Experts trace origin of weight problems to mother’s womb

While genes play a role in weight issues for some people, recent studies indicate that genetics is not the main reason babies are born too fat. Photo/REUTERS

You may think you know why people continue to get fatter and develop obesity-related diseases.

But the explanation may start long before people have an opportunity to eat too much of the wrong foods and exercise too little.

Increasing evidence indicates that the trouble often starts in the womb, when women gain more weight than is needed to produce a healthy, full-size baby.

Excessive weight gain in pregnancy, recent findings show, can result in bigger-than-average babies who are prenatally programmed to become overweight children — who, in turn, are more likely to develop diabetes, heart disease and cancer later in life.

The Institute of Medicine, the health arm of the National Academy of Sciences, reported last year that more than a third of normal-weight women and more than half of overweight and obese women gain more weight than is recommended during pregnancy.

Over all, “fewer than 40 per cent of pregnant women gain only the recommended amount of weight during their pregnancy,” Dr Sylvia R. Karasu and Dr T. Byram Karasu report in their new book The Gravity of Weight.

While genes play a role in weight issues for some people, recent studies indicate that genetics is not the main reason babies are born too fat.

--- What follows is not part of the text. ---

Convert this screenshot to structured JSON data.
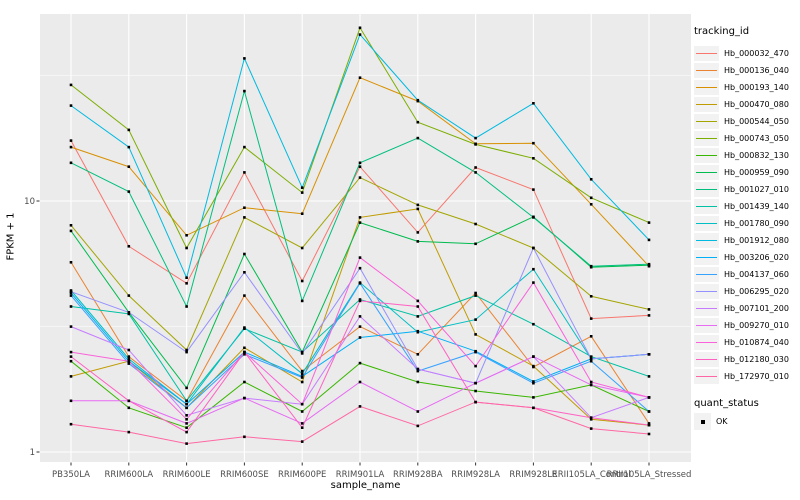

Rather, the new evidence suggests that in addition to gaining significantly more weight than is recommended during pregnancy, more women now start out fatter before they become pregnant.

The latest study controlled for the effects of genetics by studying consecutive pregnancies among more than half a million women.

The analysis, by Janet Currie, a health economist at Columbia University, and Dr David S. Ludwig of Children’s Hospital Boston, found a consistent association between the amount of weight a woman gained during pregnancy and the birth weight of her babies.

Women who gained more than 53 pounds during a full-term pregnancy with one baby were more than twice as likely to have babies who weighed nine or more pounds at birth than were women who gained only 18 to 22 pounds.

For each kilogramme (2.2 pounds) of weight gained by the pregnant mother, the baby’s birth weight increased by 7.35 grams (one-fourth of an ounce).

Birth weight

Because birth weight tends to predict body mass index later in life, “these findings suggest that excessive weight gain during pregnancy could raise the long-term risk of obesity-related disease in offspring,” the authors concluded in their report, published online in The Lancet on August 5.

The analysis sought to rule out the effects of genetics on birth weight by comparing each married woman’s pregnancy weight gain and birth weight of her babies in successive pregnancies that occurred within a few years of each other (and thus were most likely to involve the same father).

Although the authors did not know how much the women weighed before becoming pregnant each time, other studies have found that many women fail to lose all their pregnancy weight before they become pregnant again.

Thus, they are likely to start out fatter and gain more during the next pregnancy.

In an accompanying editorial, Dr Neal Halfon and Dr Michael C. Lu of the Center for Healthier Children, Families and Communities at the University of California, Los Angeles, cited still another study, this one based on data gathered from parents and children in Britain.

Risk factors

It found that at age nine, the children of women who had gained more weight than recommended by the Institute of Medicine were fatter than other children, more likely to become overweight, and had several risk factors for heart disease — including higher blood pressure and lower levels of protective HDL cholesterol — as well as poorer immune function.

This study, published in Circulation in June, found that a woman’s weight before pregnancy was even more important than excessive weight gain during pregnancy in predicting a number of risks for the baby: birth complications, excessive baby fat and “metabolic abnormalities associated with poor health outcomes, including childhood obesity,” as the editorial put it.

Dr. Halfon, a pediatrician, said in an interview, “The little changes in children’s metabolism tend to be compounded over time and become big changes in adults.”

According to data from the National Center for Health Statistics, since 1990 proportionately more women have gained more than 40 pounds in a singleton pregnancy.

The new findings suggest that Americans are now caught in a vicious cycle of increasing fatness, with prospective mothers starting out fatter, gaining more weight during pregnancy and giving birth to babies who are destined to become overweight adults.

“There are a lot more high-birth-weight babies being born,” Dr Currie said in an interview.